Hari ini pesta Demokrasi, ya ajang 5 tahunan di Indonesia di mana semua masyarakat Indonesia terlibat untuk menentukan nasib bangsa & negara kedepannya, gua sebagai mahasiswa tentu ingin ikut terlibat di dalam pesta ini, apalagi gua masih mahasiswa Fakultas Ilmu Sosial & Politik, wah seru banget mantengin dinamika perpolitikan di Indonesia.
Pilihan pun di jatuhkan hanya pada 2, nomer 1 dan nomer 2, dua kubu sama-sama gencar dalam melakukan kampanyenya ada yang lewat sosial media, berita atau yang paling membuat saya prihatin adalah mereka berkampanye dengan menggunakan media nasional, hmm mentang-mentang tim koalisinya ada yang punya media, ingat bapak ibu 'air, tanah, udara adalah milik rakyat' So ? ya belum kepilih aja udah nyuri hak rakyat gimana nanti kalo udah di amanahin #MelekMedia
yaa tapi mau nggak mau memang harus memilih salah satu, gua teringat kata-kata pak Anies Baswedan "Dulu Golput adalah Perlawanan, sekarang Golput adalah Pembiaran" sepakat pak, kalau hari ini kita golput kita membiarkan nasib bangsa ditangan orang yang belum tentu ideal bagi kita, nantinya kita hanya akan jadi penggerutu/komentator, padahal ga terlibat dalam prosesnya. Oke lanjut, gua pun memilih untuk diam awalnya, ga mau salah pilih dan banyak omong dulu, namun gua selalu telusuri kedua calon itu dengan teliti, hemm dari mulai debat, berita di media sampai kampanye-kampanye baik itu positive, negative, white & black. Ah akhirnya gua menemukan sosok baru, ya dia antitesa dari semua sosok sebelumnya yang pernah memimpin Indonesia, akhirnya dengan banyak pertimbangan sambil mengikuti perkembangan gua memutuskan memilih dia, iya si nomer 2 bapak Joko Widodo.
Gua banyak berdiskusi dengan mahasiswa sebelumnya tentang sosok jokowi ini, ada yang bilag 'ah, jokowi cuman sosok pembawa harapan', 'alah, jokowi ? dia tuh tokoh yg besar karena media bukan jasanya'. but but but setelah gua pikirkan baik-baik mereka keliru, yaa rekam jejak pak jokowi jelas di solo maupun jakarta, dia datang membawa stimulus yang bisa membangkitkan seluruh "Instrumen" negara yang tertidur, apalagi dengan visi dia "Revolusi Mental", wow gua langsung mikir, gua banget nih! akhirnya gua memutuskan, gua harus nularin JokowiEffect nih ke orang banyak, dari situlah gua mulai menyuarakan dan menjadi relawan dari joko widodo, walaupun hanya sekedar lewat SosMed sih.

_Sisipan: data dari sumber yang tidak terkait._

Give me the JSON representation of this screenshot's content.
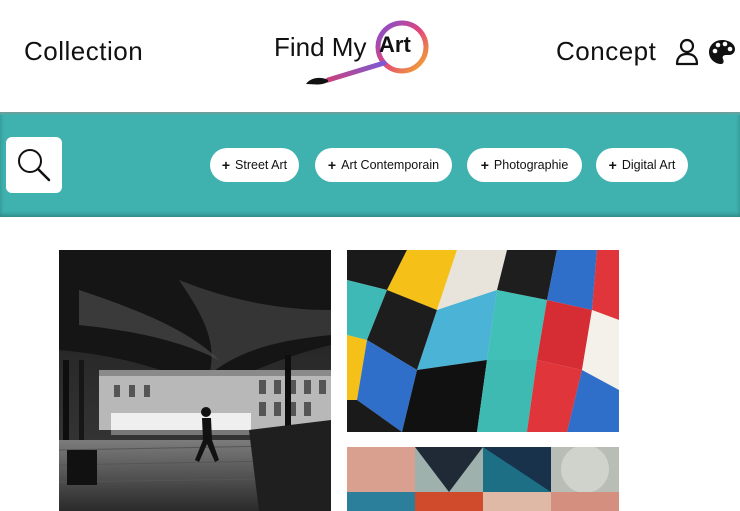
{
  "header": {
    "nav_left": "Collection",
    "nav_right": "Concept",
    "logo_text": "Find My",
    "logo_art": "Art",
    "icons": [
      "user-icon",
      "palette-icon"
    ]
  },
  "filters": {
    "search_icon": "search-icon",
    "chips": [
      {
        "plus": "+",
        "label": "Street Art"
      },
      {
        "plus": "+",
        "label": "Art Contemporain"
      },
      {
        "plus": "+",
        "label": "Photographie"
      },
      {
        "plus": "+",
        "label": "Digital Art"
      }
    ]
  },
  "gallery": {
    "tiles": [
      "black-and-white-venice-photo",
      "colorful-abstract-mural",
      "geometric-shapes-artwork"
    ]
  },
  "colors": {
    "accent": "#3fb1ae",
    "background": "#ffffff",
    "chip_bg": "#ffffff",
    "text": "#111111"
  }
}
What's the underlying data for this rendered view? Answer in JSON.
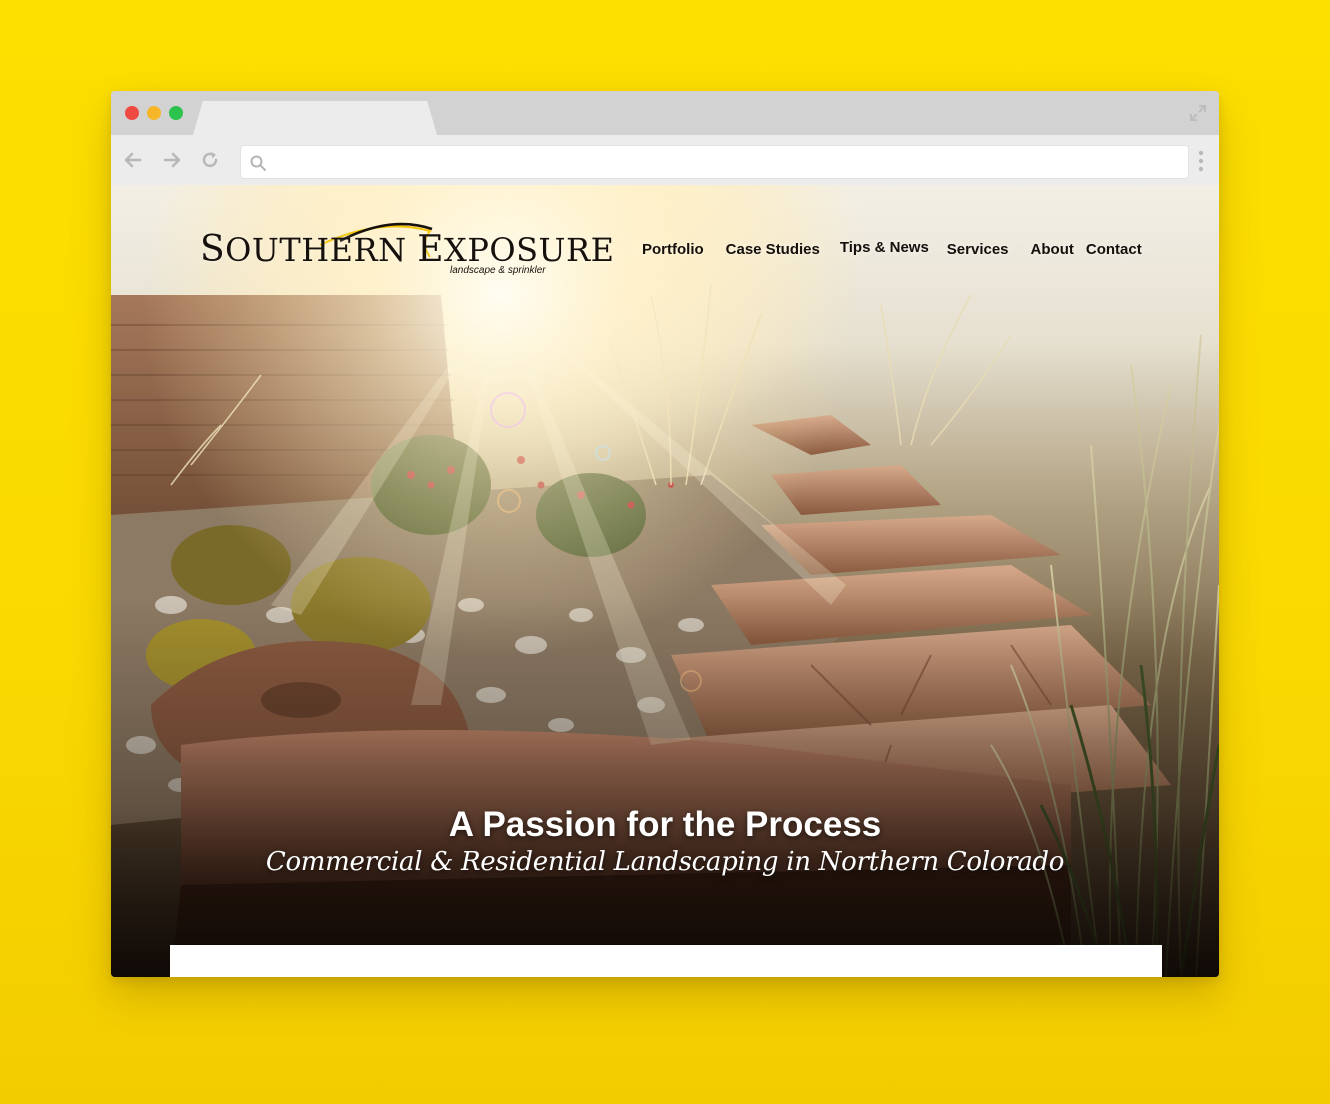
{
  "browser": {
    "address_value": "",
    "address_placeholder": ""
  },
  "site": {
    "logo": {
      "name_part1_cap": "S",
      "name_part1_rest": "OUTHERN ",
      "name_part2_cap": "E",
      "name_part2_rest": "XPOSURE",
      "tagline": "landscape & sprinkler"
    },
    "nav": {
      "portfolio": "Portfolio",
      "case_studies": "Case Studies",
      "tips_news": "Tips & News",
      "services": "Services",
      "about": "About",
      "contact": "Contact"
    },
    "hero": {
      "title": "A Passion for the Process",
      "subtitle": "Commercial & Residential Landscaping in Northern Colorado"
    }
  },
  "colors": {
    "background": "#fde000",
    "logo_accent": "#f4c300",
    "nav_text": "#15100b"
  }
}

Tapi apa hubungan pernyataan diatas sama judul tulisan ini "BICARA NURANI ?", nah disini permasalahan dimulai, batin gua bergolak, disaat gua mendeklarasikan dan memantapkan diri untuk memilih pak jokowi, orang tua gua nyuruh gua buat milih nomer 1, ah gilaa gua langsung mikir "gua punya hak, ini negara demokrasi" tapi gua ga sanggup juga untuk bohong dan bilang gua juga pilih nomer 1. Akhirnya NURANI gua BICARA, gua pun datang ke TPS dengan sedikit ragu, sampai di kotak pemilihan gua mikir dan ah gua ga bisa khianatin nurani dan hati, mantap gua coblos nomer 2, maaf ya pah mah :')

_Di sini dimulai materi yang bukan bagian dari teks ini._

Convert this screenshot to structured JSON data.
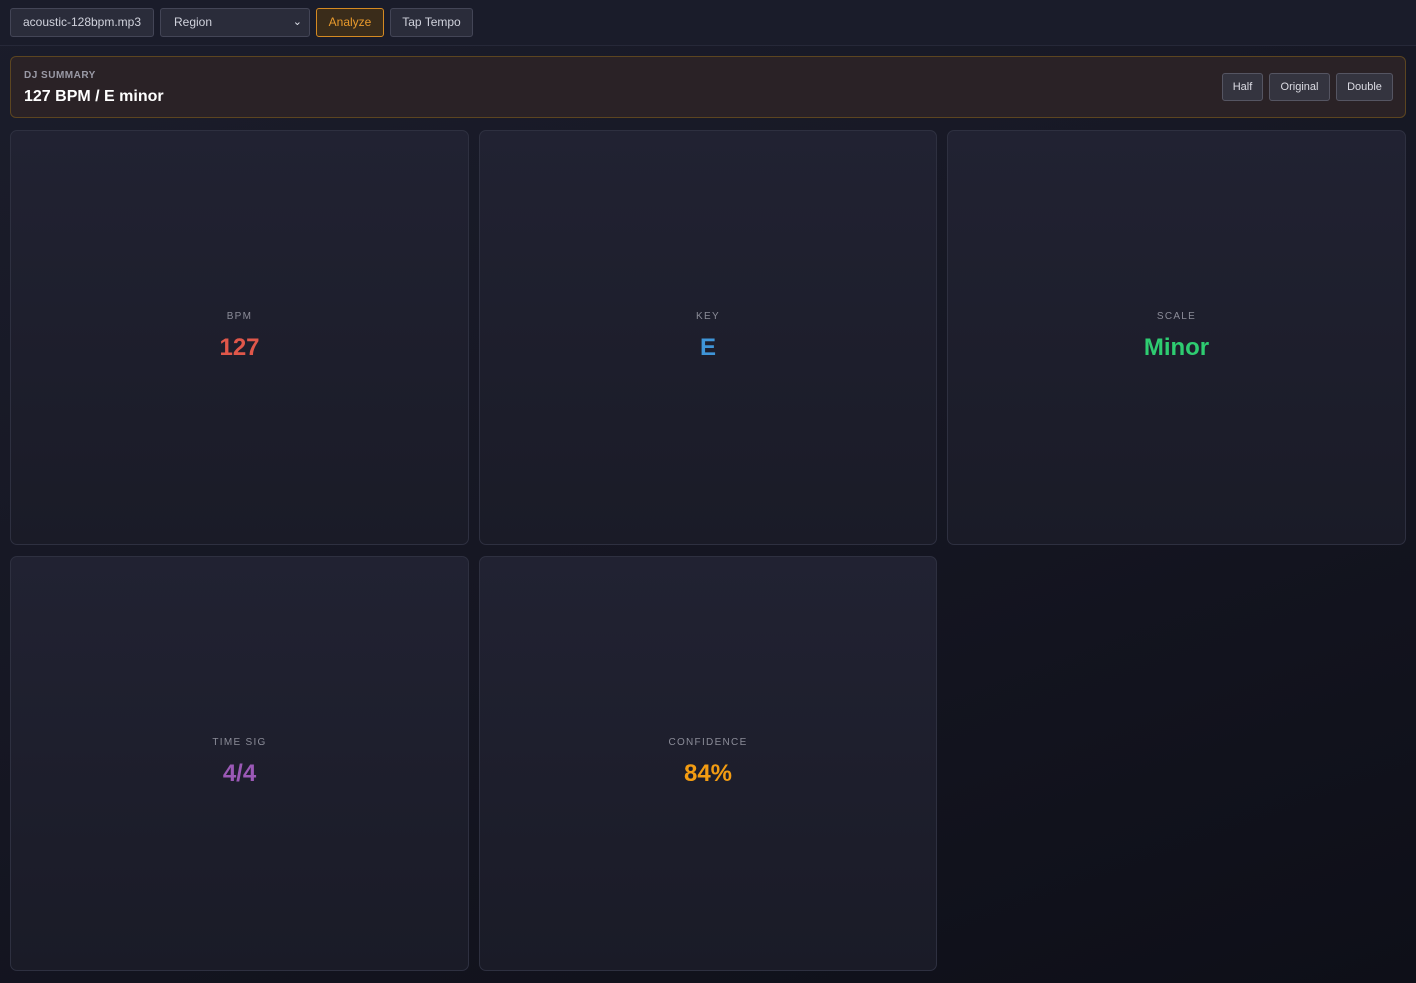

Kata orang-orang bijak "Hidup adalah Pilihan", iya memilih 1 atau 2, kita selalu dihadapkan dengan pilihan, mana yang lebih baik ? mungkin hanya Tuhan yang tahu, manusia hanya bisa berharap dan merencanakan. Semoga "tanda" biru di tangan gua tidak hanya membekas di jari dan nurani tapi juga bisa memajukan ibu pertiwi :) Salam Perubahan!